De volta ao barco, agora também no leme

No final daquele ano, Jorge Uequed o convidou para voltar para O Timoneiro e se associar a ele. Neste retorno, como editor-chefe, foram ampliadas as atividades do jornal, que passou a ser um grupo de Comunicação. A ideia foi utilizar a força da marca e a relação com a comunidade, mas ampliar o negócio. E, assim, foram criados um estúdio, onde são gravadas produções de áudio e vídeo de Jornalismo e de entretenimento do veículo, e um novo produto: o otPlay. Braço audiovisual da empresa, oferece serviços para a comunidade, como Marketing de Conteúdo e de Influência. Ainda, a marca engloba Assessoria de Comunicação, que Vanderlei já fazia com a Dutra Comunicação - empresa própria pela qual ele trabalhou com entidades e gestores públicos, como sindicatos de professores e associações de servidores. 

Atualmente, o profissional também integra o Conselho de Administração do grupo ao lado dos filhos de Jorge, que assumiram a parte do pai depois que este morreu. "Para dar conta de tudo que ele fazia, a gente teve que juntar quatro", enfatiza, elogiando o tio. Sobre o retorno, Vanderlei destaca que aceitou o desafio na busca de uma Comunicação que atenda à classe baixa. Se antigamente o que o movia era a adrenalina do Jornalismo Investigativo, hoje a ideia é muito mais com o olhar da comunicação social da base mesmo. Nesse sentido, a intenção é promover a educação e a saúde. 
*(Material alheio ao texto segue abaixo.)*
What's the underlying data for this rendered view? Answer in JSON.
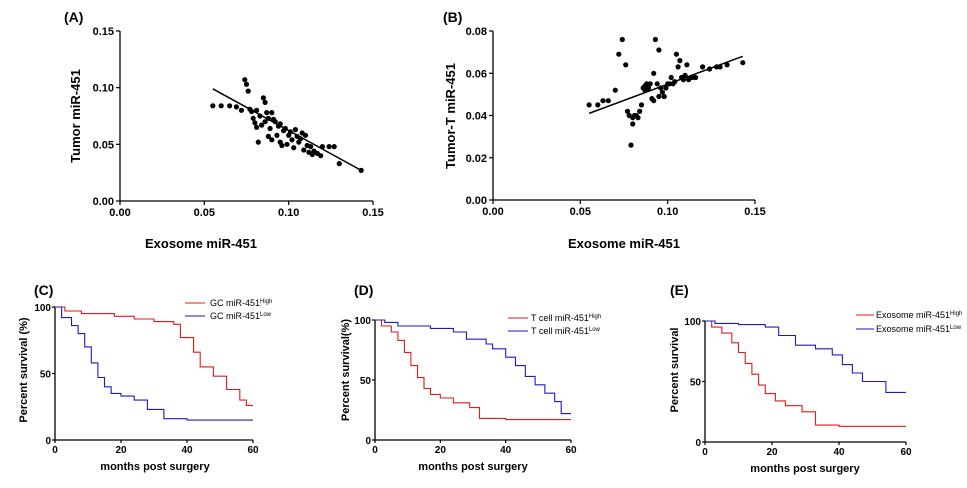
{
  "chart_data": [
    {
      "id": "A",
      "panel_label": "(A)",
      "type": "scatter",
      "xlabel": "Exosome miR-451",
      "ylabel": "Tumor miR-451",
      "xlim": [
        0.0,
        0.15
      ],
      "ylim": [
        0.0,
        0.15
      ],
      "xticks": [
        "0.00",
        "0.05",
        "0.10",
        "0.15"
      ],
      "yticks": [
        "0.00",
        "0.05",
        "0.10",
        "0.15"
      ],
      "xtick_values": [
        0.0,
        0.05,
        0.1,
        0.15
      ],
      "ytick_values": [
        0.0,
        0.05,
        0.1,
        0.15
      ],
      "regression": {
        "x": [
          0.055,
          0.143
        ],
        "y": [
          0.099,
          0.027
        ]
      },
      "points": [
        [
          0.055,
          0.084
        ],
        [
          0.06,
          0.084
        ],
        [
          0.065,
          0.084
        ],
        [
          0.069,
          0.083
        ],
        [
          0.072,
          0.08
        ],
        [
          0.074,
          0.107
        ],
        [
          0.075,
          0.103
        ],
        [
          0.076,
          0.097
        ],
        [
          0.077,
          0.081
        ],
        [
          0.078,
          0.079
        ],
        [
          0.079,
          0.073
        ],
        [
          0.08,
          0.069
        ],
        [
          0.081,
          0.08
        ],
        [
          0.081,
          0.065
        ],
        [
          0.082,
          0.052
        ],
        [
          0.083,
          0.075
        ],
        [
          0.084,
          0.067
        ],
        [
          0.085,
          0.091
        ],
        [
          0.086,
          0.087
        ],
        [
          0.086,
          0.07
        ],
        [
          0.087,
          0.078
        ],
        [
          0.088,
          0.057
        ],
        [
          0.088,
          0.073
        ],
        [
          0.089,
          0.064
        ],
        [
          0.09,
          0.078
        ],
        [
          0.09,
          0.054
        ],
        [
          0.091,
          0.072
        ],
        [
          0.092,
          0.07
        ],
        [
          0.093,
          0.058
        ],
        [
          0.094,
          0.066
        ],
        [
          0.095,
          0.052
        ],
        [
          0.095,
          0.068
        ],
        [
          0.096,
          0.049
        ],
        [
          0.097,
          0.062
        ],
        [
          0.098,
          0.064
        ],
        [
          0.099,
          0.05
        ],
        [
          0.1,
          0.058
        ],
        [
          0.101,
          0.061
        ],
        [
          0.102,
          0.054
        ],
        [
          0.103,
          0.047
        ],
        [
          0.104,
          0.063
        ],
        [
          0.105,
          0.057
        ],
        [
          0.106,
          0.052
        ],
        [
          0.107,
          0.055
        ],
        [
          0.108,
          0.06
        ],
        [
          0.109,
          0.045
        ],
        [
          0.11,
          0.058
        ],
        [
          0.111,
          0.049
        ],
        [
          0.112,
          0.043
        ],
        [
          0.113,
          0.048
        ],
        [
          0.114,
          0.041
        ],
        [
          0.115,
          0.044
        ],
        [
          0.117,
          0.042
        ],
        [
          0.119,
          0.04
        ],
        [
          0.12,
          0.048
        ],
        [
          0.124,
          0.048
        ],
        [
          0.127,
          0.048
        ],
        [
          0.13,
          0.033
        ],
        [
          0.143,
          0.027
        ]
      ]
    },
    {
      "id": "B",
      "panel_label": "(B)",
      "type": "scatter",
      "xlabel": "Exosome miR-451",
      "ylabel": "Tumor-T miR-451",
      "xlim": [
        0.0,
        0.15
      ],
      "ylim": [
        0.0,
        0.08
      ],
      "xticks": [
        "0.00",
        "0.05",
        "0.10",
        "0.15"
      ],
      "yticks": [
        "0.00",
        "0.02",
        "0.04",
        "0.06",
        "0.08"
      ],
      "xtick_values": [
        0.0,
        0.05,
        0.1,
        0.15
      ],
      "ytick_values": [
        0.0,
        0.02,
        0.04,
        0.06,
        0.08
      ],
      "regression": {
        "x": [
          0.055,
          0.143
        ],
        "y": [
          0.041,
          0.068
        ]
      },
      "points": [
        [
          0.055,
          0.045
        ],
        [
          0.06,
          0.045
        ],
        [
          0.063,
          0.047
        ],
        [
          0.066,
          0.047
        ],
        [
          0.07,
          0.052
        ],
        [
          0.072,
          0.069
        ],
        [
          0.074,
          0.076
        ],
        [
          0.076,
          0.064
        ],
        [
          0.077,
          0.042
        ],
        [
          0.078,
          0.04
        ],
        [
          0.079,
          0.026
        ],
        [
          0.08,
          0.036
        ],
        [
          0.08,
          0.039
        ],
        [
          0.081,
          0.04
        ],
        [
          0.082,
          0.04
        ],
        [
          0.083,
          0.039
        ],
        [
          0.084,
          0.042
        ],
        [
          0.085,
          0.045
        ],
        [
          0.086,
          0.053
        ],
        [
          0.087,
          0.054
        ],
        [
          0.087,
          0.052
        ],
        [
          0.088,
          0.055
        ],
        [
          0.089,
          0.053
        ],
        [
          0.09,
          0.055
        ],
        [
          0.091,
          0.048
        ],
        [
          0.092,
          0.06
        ],
        [
          0.092,
          0.047
        ],
        [
          0.093,
          0.076
        ],
        [
          0.094,
          0.055
        ],
        [
          0.095,
          0.071
        ],
        [
          0.095,
          0.049
        ],
        [
          0.096,
          0.053
        ],
        [
          0.097,
          0.051
        ],
        [
          0.098,
          0.049
        ],
        [
          0.099,
          0.053
        ],
        [
          0.1,
          0.055
        ],
        [
          0.101,
          0.055
        ],
        [
          0.102,
          0.058
        ],
        [
          0.103,
          0.055
        ],
        [
          0.104,
          0.056
        ],
        [
          0.105,
          0.069
        ],
        [
          0.106,
          0.063
        ],
        [
          0.107,
          0.066
        ],
        [
          0.108,
          0.058
        ],
        [
          0.109,
          0.057
        ],
        [
          0.11,
          0.059
        ],
        [
          0.111,
          0.064
        ],
        [
          0.112,
          0.057
        ],
        [
          0.114,
          0.058
        ],
        [
          0.116,
          0.058
        ],
        [
          0.12,
          0.063
        ],
        [
          0.124,
          0.062
        ],
        [
          0.128,
          0.063
        ],
        [
          0.13,
          0.063
        ],
        [
          0.134,
          0.064
        ],
        [
          0.143,
          0.065
        ]
      ]
    },
    {
      "id": "C",
      "panel_label": "(C)",
      "type": "line",
      "xlabel": "months post surgery",
      "ylabel": "Percent survival (%)",
      "xlim": [
        0,
        60
      ],
      "ylim": [
        0,
        100
      ],
      "xticks": [
        "0",
        "20",
        "40",
        "60"
      ],
      "yticks": [
        "0",
        "50",
        "100"
      ],
      "xtick_values": [
        0,
        20,
        40,
        60
      ],
      "ytick_values": [
        0,
        50,
        100
      ],
      "series": [
        {
          "name": "GC miR-451",
          "sup": "High",
          "color": "#e01a1a",
          "points": [
            [
              0,
              100
            ],
            [
              3,
              97
            ],
            [
              8,
              95
            ],
            [
              18,
              93
            ],
            [
              24,
              91
            ],
            [
              30,
              89
            ],
            [
              36,
              87
            ],
            [
              38,
              77
            ],
            [
              42,
              66
            ],
            [
              44,
              55
            ],
            [
              48,
              48
            ],
            [
              52,
              38
            ],
            [
              56,
              30
            ],
            [
              58,
              26
            ],
            [
              60,
              26
            ]
          ]
        },
        {
          "name": "GC miR-451",
          "sup": "Low",
          "color": "#1a1ac8",
          "points": [
            [
              0,
              100
            ],
            [
              2,
              92
            ],
            [
              5,
              86
            ],
            [
              7,
              80
            ],
            [
              9,
              70
            ],
            [
              11,
              58
            ],
            [
              13,
              47
            ],
            [
              15,
              40
            ],
            [
              17,
              35
            ],
            [
              20,
              33
            ],
            [
              24,
              30
            ],
            [
              28,
              23
            ],
            [
              33,
              16
            ],
            [
              40,
              15
            ],
            [
              60,
              15
            ]
          ]
        }
      ]
    },
    {
      "id": "D",
      "panel_label": "(D)",
      "type": "line",
      "xlabel": "months post surgery",
      "ylabel": "Percent survival(%)",
      "xlim": [
        0,
        60
      ],
      "ylim": [
        0,
        100
      ],
      "xticks": [
        "0",
        "20",
        "40",
        "60"
      ],
      "yticks": [
        "0",
        "50",
        "100"
      ],
      "xtick_values": [
        0,
        20,
        40,
        60
      ],
      "ytick_values": [
        0,
        50,
        100
      ],
      "series": [
        {
          "name": "T cell miR-451",
          "sup": "High",
          "color": "#e01a1a",
          "points": [
            [
              0,
              100
            ],
            [
              2,
              95
            ],
            [
              5,
              90
            ],
            [
              7,
              83
            ],
            [
              9,
              73
            ],
            [
              11,
              62
            ],
            [
              13,
              52
            ],
            [
              15,
              43
            ],
            [
              17,
              38
            ],
            [
              20,
              35
            ],
            [
              24,
              31
            ],
            [
              29,
              27
            ],
            [
              32,
              18
            ],
            [
              40,
              17
            ],
            [
              60,
              17
            ]
          ]
        },
        {
          "name": "T cell miR-451",
          "sup": "Low",
          "color": "#1a1ac8",
          "points": [
            [
              0,
              100
            ],
            [
              3,
              98
            ],
            [
              7,
              95
            ],
            [
              17,
              93
            ],
            [
              24,
              90
            ],
            [
              28,
              84
            ],
            [
              34,
              80
            ],
            [
              36,
              76
            ],
            [
              40,
              69
            ],
            [
              43,
              62
            ],
            [
              46,
              53
            ],
            [
              49,
              46
            ],
            [
              52,
              39
            ],
            [
              55,
              32
            ],
            [
              57,
              22
            ],
            [
              60,
              22
            ]
          ]
        }
      ]
    },
    {
      "id": "E",
      "panel_label": "(E)",
      "type": "line",
      "xlabel": "months post surgery",
      "ylabel": "Percent survival",
      "xlim": [
        0,
        60
      ],
      "ylim": [
        0,
        100
      ],
      "xticks": [
        "0",
        "20",
        "40",
        "60"
      ],
      "yticks": [
        "0",
        "50",
        "100"
      ],
      "xtick_values": [
        0,
        20,
        40,
        60
      ],
      "ytick_values": [
        0,
        50,
        100
      ],
      "series": [
        {
          "name": "Exosome miR-451",
          "sup": "High",
          "color": "#e01a1a",
          "points": [
            [
              0,
              100
            ],
            [
              2,
              95
            ],
            [
              5,
              90
            ],
            [
              8,
              82
            ],
            [
              10,
              74
            ],
            [
              12,
              65
            ],
            [
              14,
              56
            ],
            [
              16,
              47
            ],
            [
              18,
              40
            ],
            [
              21,
              34
            ],
            [
              24,
              30
            ],
            [
              29,
              25
            ],
            [
              33,
              14
            ],
            [
              40,
              13
            ],
            [
              60,
              13
            ]
          ]
        },
        {
          "name": "Exosome miR-451",
          "sup": "Low",
          "color": "#1a1ac8",
          "points": [
            [
              0,
              100
            ],
            [
              3,
              98
            ],
            [
              10,
              97
            ],
            [
              18,
              95
            ],
            [
              22,
              88
            ],
            [
              27,
              80
            ],
            [
              33,
              77
            ],
            [
              38,
              72
            ],
            [
              41,
              64
            ],
            [
              44,
              57
            ],
            [
              47,
              50
            ],
            [
              52,
              50
            ],
            [
              54,
              41
            ],
            [
              60,
              41
            ]
          ]
        }
      ]
    }
  ]
}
Sempre em busca de novos mares

Sem fazer um planejamento de longo prazo, ele tem algumas tarefas que quer realizar. Um dos desejos é se dedicar exclusivamente aos podcasts e produzir conteúdos sobre o que mais gosta. Antes, pretende finalizar o planejamento do grupo, para que a empresa se estabilize na produção de audiovisual e do Marketing de Influência. Apesar dessa vontade, não quer deixar de ter o "espírito jornaleiro", função da qual sente muito orgulho. "Sempre gostei de fazer a entrega do jornal, ter esse contato direto com o público. Porque, às vezes, na redação, a gente fica tão longe da realidade", reflete.
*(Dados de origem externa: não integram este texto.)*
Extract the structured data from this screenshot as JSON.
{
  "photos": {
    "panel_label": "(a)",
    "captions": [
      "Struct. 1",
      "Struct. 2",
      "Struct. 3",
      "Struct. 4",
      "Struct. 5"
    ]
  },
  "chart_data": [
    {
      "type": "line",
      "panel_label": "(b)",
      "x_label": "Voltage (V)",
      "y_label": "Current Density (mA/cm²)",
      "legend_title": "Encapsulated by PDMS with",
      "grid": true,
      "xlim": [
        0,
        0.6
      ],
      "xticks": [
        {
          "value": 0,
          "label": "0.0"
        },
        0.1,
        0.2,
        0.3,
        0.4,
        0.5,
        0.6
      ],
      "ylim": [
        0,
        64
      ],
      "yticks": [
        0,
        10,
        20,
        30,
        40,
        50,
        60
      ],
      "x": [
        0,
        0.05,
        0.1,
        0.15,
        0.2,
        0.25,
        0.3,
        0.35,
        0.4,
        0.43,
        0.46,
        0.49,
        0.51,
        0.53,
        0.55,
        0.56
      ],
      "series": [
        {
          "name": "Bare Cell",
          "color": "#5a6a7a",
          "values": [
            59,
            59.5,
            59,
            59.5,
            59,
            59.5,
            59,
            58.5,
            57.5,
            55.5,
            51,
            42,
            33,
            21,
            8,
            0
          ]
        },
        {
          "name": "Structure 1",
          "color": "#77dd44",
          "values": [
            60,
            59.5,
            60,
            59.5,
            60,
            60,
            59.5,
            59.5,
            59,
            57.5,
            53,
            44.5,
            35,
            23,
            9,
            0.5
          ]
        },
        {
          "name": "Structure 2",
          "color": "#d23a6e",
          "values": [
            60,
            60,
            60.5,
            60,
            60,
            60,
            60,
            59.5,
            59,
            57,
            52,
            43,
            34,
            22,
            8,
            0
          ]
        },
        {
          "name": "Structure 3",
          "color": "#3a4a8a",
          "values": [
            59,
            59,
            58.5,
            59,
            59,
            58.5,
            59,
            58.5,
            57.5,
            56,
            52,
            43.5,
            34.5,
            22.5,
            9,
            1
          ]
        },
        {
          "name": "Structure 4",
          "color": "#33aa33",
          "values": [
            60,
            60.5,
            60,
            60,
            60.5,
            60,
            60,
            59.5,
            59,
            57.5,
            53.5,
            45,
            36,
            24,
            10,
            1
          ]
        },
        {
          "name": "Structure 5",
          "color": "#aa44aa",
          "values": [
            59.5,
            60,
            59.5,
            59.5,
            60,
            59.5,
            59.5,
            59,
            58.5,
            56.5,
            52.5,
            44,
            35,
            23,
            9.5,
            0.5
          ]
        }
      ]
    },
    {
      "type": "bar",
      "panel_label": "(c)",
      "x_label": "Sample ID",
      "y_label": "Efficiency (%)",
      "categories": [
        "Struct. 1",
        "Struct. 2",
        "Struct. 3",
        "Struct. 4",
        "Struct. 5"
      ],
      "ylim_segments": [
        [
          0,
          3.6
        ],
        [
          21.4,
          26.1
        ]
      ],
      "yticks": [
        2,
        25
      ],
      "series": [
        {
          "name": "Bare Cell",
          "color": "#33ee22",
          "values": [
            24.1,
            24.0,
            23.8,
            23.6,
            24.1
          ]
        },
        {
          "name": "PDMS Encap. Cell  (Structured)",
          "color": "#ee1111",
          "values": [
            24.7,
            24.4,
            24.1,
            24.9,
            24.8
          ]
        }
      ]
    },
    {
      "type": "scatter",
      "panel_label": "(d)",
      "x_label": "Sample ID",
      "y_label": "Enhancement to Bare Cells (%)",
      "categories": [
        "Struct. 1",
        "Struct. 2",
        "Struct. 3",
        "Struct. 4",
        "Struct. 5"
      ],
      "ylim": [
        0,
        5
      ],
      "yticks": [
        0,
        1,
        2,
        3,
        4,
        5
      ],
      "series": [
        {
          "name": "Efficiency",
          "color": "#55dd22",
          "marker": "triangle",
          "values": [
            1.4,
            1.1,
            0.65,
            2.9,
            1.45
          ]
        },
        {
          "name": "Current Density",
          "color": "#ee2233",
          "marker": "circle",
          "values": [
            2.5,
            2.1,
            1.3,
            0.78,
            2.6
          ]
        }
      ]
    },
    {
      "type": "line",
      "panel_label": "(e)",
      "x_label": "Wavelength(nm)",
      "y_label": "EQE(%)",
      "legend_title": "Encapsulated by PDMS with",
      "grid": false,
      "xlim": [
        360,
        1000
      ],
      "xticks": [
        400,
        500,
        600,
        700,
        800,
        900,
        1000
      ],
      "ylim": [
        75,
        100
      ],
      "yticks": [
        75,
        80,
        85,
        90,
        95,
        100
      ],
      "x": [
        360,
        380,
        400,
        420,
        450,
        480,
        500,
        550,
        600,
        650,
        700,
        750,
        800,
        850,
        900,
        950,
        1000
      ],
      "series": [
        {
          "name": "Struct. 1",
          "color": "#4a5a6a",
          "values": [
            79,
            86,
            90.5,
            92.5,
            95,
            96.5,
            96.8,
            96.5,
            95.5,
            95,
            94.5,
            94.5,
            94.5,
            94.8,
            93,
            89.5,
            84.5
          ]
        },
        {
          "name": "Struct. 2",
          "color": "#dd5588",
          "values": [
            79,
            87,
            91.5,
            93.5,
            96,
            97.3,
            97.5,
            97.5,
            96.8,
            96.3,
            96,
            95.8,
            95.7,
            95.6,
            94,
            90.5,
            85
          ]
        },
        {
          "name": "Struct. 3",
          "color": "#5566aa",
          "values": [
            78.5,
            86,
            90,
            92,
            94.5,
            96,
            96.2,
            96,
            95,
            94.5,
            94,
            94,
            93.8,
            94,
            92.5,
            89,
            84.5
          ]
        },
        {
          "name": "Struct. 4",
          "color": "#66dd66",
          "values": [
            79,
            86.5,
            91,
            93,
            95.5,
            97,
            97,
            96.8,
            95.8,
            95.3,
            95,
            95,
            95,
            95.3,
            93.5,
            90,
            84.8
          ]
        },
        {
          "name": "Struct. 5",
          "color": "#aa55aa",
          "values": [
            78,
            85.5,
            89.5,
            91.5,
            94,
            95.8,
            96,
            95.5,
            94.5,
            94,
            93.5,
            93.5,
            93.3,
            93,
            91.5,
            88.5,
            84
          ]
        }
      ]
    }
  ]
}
Vanderlei valoriza a sua caminhada, por ter chegado onde está por competência e não ter "pisado na cabeça de ninguém". "Fui um cara que não tinha nada, meus pais eram muito pobres e eu agarrei as oportunidades. Sou grato porque sempre tive muitas possibilidades", garante. Ele também acredita que teve privilégios por ser homem, branco e extrovertido. Características que não enxergava como vantagens, mas que foi entender como tais na faculdade de Saúde Coletiva. "Vi que sempre tive privilégios em relação às pessoas que estavam no mesmo lugar que eu, até dentro da minha família, com as minhas irmãs, por exemplo, pelo fato delas serem mulheres", conclui.